Die Kunden nannten mich respektvoll »Junger Mann«. Außer jenen Vollidioten, die mich »Fräulein« nannten. Wie blind konnte ein Mensch sein, dass man mich für ein Fräulein hielt, nur wegen der Frisur. Schließlich lebten wir im Jahr 1973. Vielleicht lag es auch an der roten Farbe des Arbeitsmantels der Firma Shell. Mit der gelben Muschel direkt über meinem Herzen. Durch längeres Nachdenken kam ich zu der Einsicht, dass es sich um ein Kompliment handelte. Ich war einfach ein zu tüchtiger Tankwart für meine kindliche Stimme. Die Kunden mussten ihre Schlüsse ziehen. Nach menschlichem Ermessen konnte es sich bei diesem Servicemann nicht um einen zwölfeinhalbjährigen Internatsschüler mit blonder Beatlesfrisur handeln, der hier nur eine Ferienarbeit machte. Als viel wahrscheinlicher erschien den kurzsichtigen Kunden ein sechzehn-, siebzehnjähriges Fräulein, das sich vielversprechend unter dem roten Shellmantel wölbte. So gesehen sprach es für mich.

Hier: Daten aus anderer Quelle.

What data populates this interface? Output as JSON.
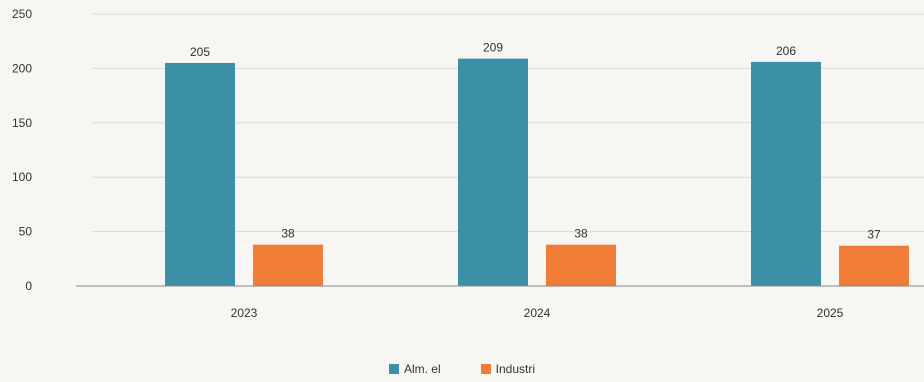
{
  "chart_data": {
    "type": "bar",
    "categories": [
      "2023",
      "2024",
      "2025"
    ],
    "series": [
      {
        "name": "Alm. el",
        "values": [
          205,
          209,
          206
        ],
        "color": "#3b8fa6"
      },
      {
        "name": "Industri",
        "values": [
          38,
          38,
          37
        ],
        "color": "#f07c36"
      }
    ],
    "ylim": [
      0,
      250
    ],
    "yticks": [
      0,
      50,
      100,
      150,
      200,
      250
    ],
    "grid": true,
    "legend_position": "bottom"
  }
}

Das Ziegengekicher des Chefs ließ nie auf sich warten, wenn mich jemand »Fräulein« nannte. Du musst dir eben so eine Frisur wie ich zulegen, sagte er, und strich sich genüsslich über seine Stoppelglatze. Oder er zwickte mich einfach zum Trost mit der Zange aus Daumen und kleinem Finger in den Nacken, was so viel hieß wie, dass ich mir nichts draus machen sollte. Der Chef war in Ordnung.

Der Feierabend wurde versüßt davon, dass meine Eltern während des Schuljahres aus der alten Wohnung geflogen waren. Die neue hatte zwar keine Sonne, aber dafür eine Badewanne. Ich fragte mich, wie ich meine Hände ohne stundenlanges Einweichen sauber gekriegt hätte. Obwohl die Wohnung über der Feuerwehrgarage lag, hörte man von den beiden Feuerwehrautos unter uns nichts. Aber von der Sirene über uns. Schon bevor sie losheulte, gab sie ein nur für uns hörbares Röcheln von sich, das uns den Schweiß heraustrieb. Tagsüber war es zu verkraften. Aber vor dem letzten Ferientag ging die Sirene mitten in der Nacht ab, und ich stand senkrecht im Bett, während ein betrunkener Autofahrer im Bach ertrank.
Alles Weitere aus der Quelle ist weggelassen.